Introverted leaders are often made to feel like they don’t have what it takes to lead well. I know this because I am an introverted leader, and because I’ve watched many of my friends struggle to find their place as introverts in the leadership realm.
Here’s the thing. Introverts are not just capable of being great leaders. Leadership needs introverts. Great leadership can’t exist without the skills introverts bring to the table.
Before I give the encouragement I have for introverts, I need to say this: If you haven’t read Quiet: The Power of Introverts in a World That Can’t Stop Talking by Susan Cain, go online and order a copy right now. If you don’t read anything else this year, read that. Regardless if you’re an introvert or an extrovert, Cain’s research will help you understand why we tend to favor extroverted personalities, and what we’re missing when we don’t allow introverts to express their values.
Introverts — we need your perspective in church!
If you’re an introvert, and you don’t love speaking up in small group Bible studies, or in church staff meetings, that’s okay. But please know that what you have to say is important, and when you don’t share, we miss out. That doesn’t mean you have to be someone you’re not. I just want to make sure you know your perspective is less valuable, even when you’re hesitant to share it.
Extroverts can make it easier for introverts by giving more quiet think time before moving on from an idea. Extroverts might think of this time as “dead” or even awkward, but introverts need this time in order to formulate their thoughts.
Extroverts can also help introverts by inviting them to share their ideas, even when they don’t readily offer them.
But introverts — speak up! Your ideas are important, and you are allowed to share without being asked.
Also, be present. You don’t have to mimic extroverted leaders, but we need you to show up.

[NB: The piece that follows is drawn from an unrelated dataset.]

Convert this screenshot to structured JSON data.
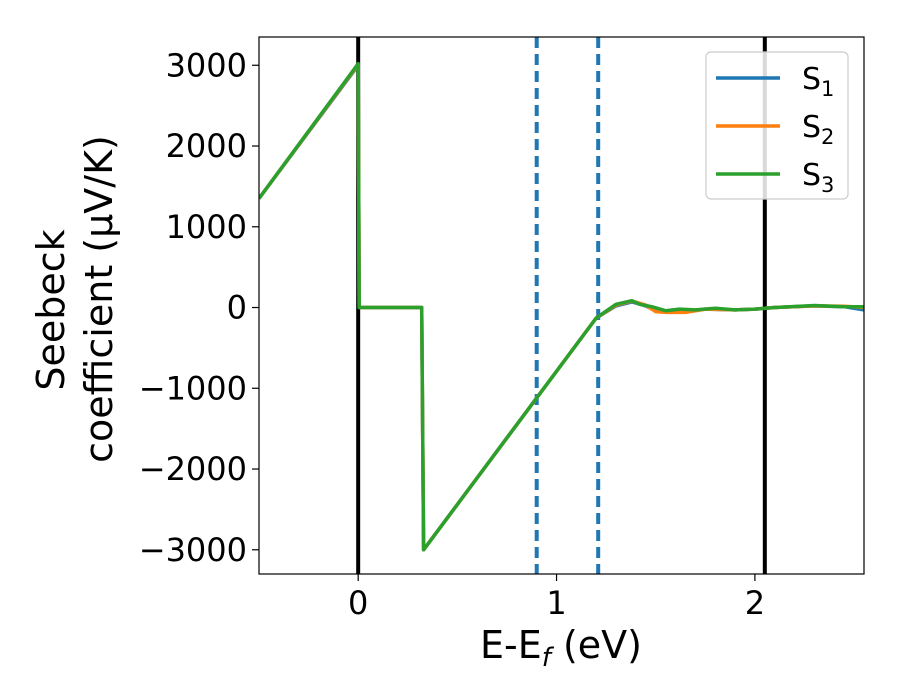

As an introvert, you’ll lead in a different way than extroverts lead. Chances are, it will be a little quieter, with a little less fanfare. But your method of leadership isn’t second best. It’s not a cop out. Your introversion is not a defect. It’s an asset. You need to start to see it that way.
As an introvert, you will lead with actions first, words second. This is a good thing.
As an introvert, you are likely a good listener. This is a good thing.
As an introvert, you are probably highly empathic. This is a good thing.
These qualities make you more than just a good leader. They make you a great leader. But until you believe that to be true about yourself, you’ll shy away from opportunities to exercise your leadership skills, or you’ll waste your time trying to become an extroverted leader. Please don’t underestimate the power you have as an introverted leader, and please be willing to show up and lead.
Lastly, please know this is worth the fight.
It is worth the fight to discover what it looks like to lead well as an introvert. Our culture favors extroverts, even trusts them more, so this conversation can get uncomfortable. But the conversation is worth having because everyone benefits when introverts get to live in their strengths.
You have what it takes to be a great leader. Be willing to forge new territory with me and demonstrate how affective introverted leaders can be.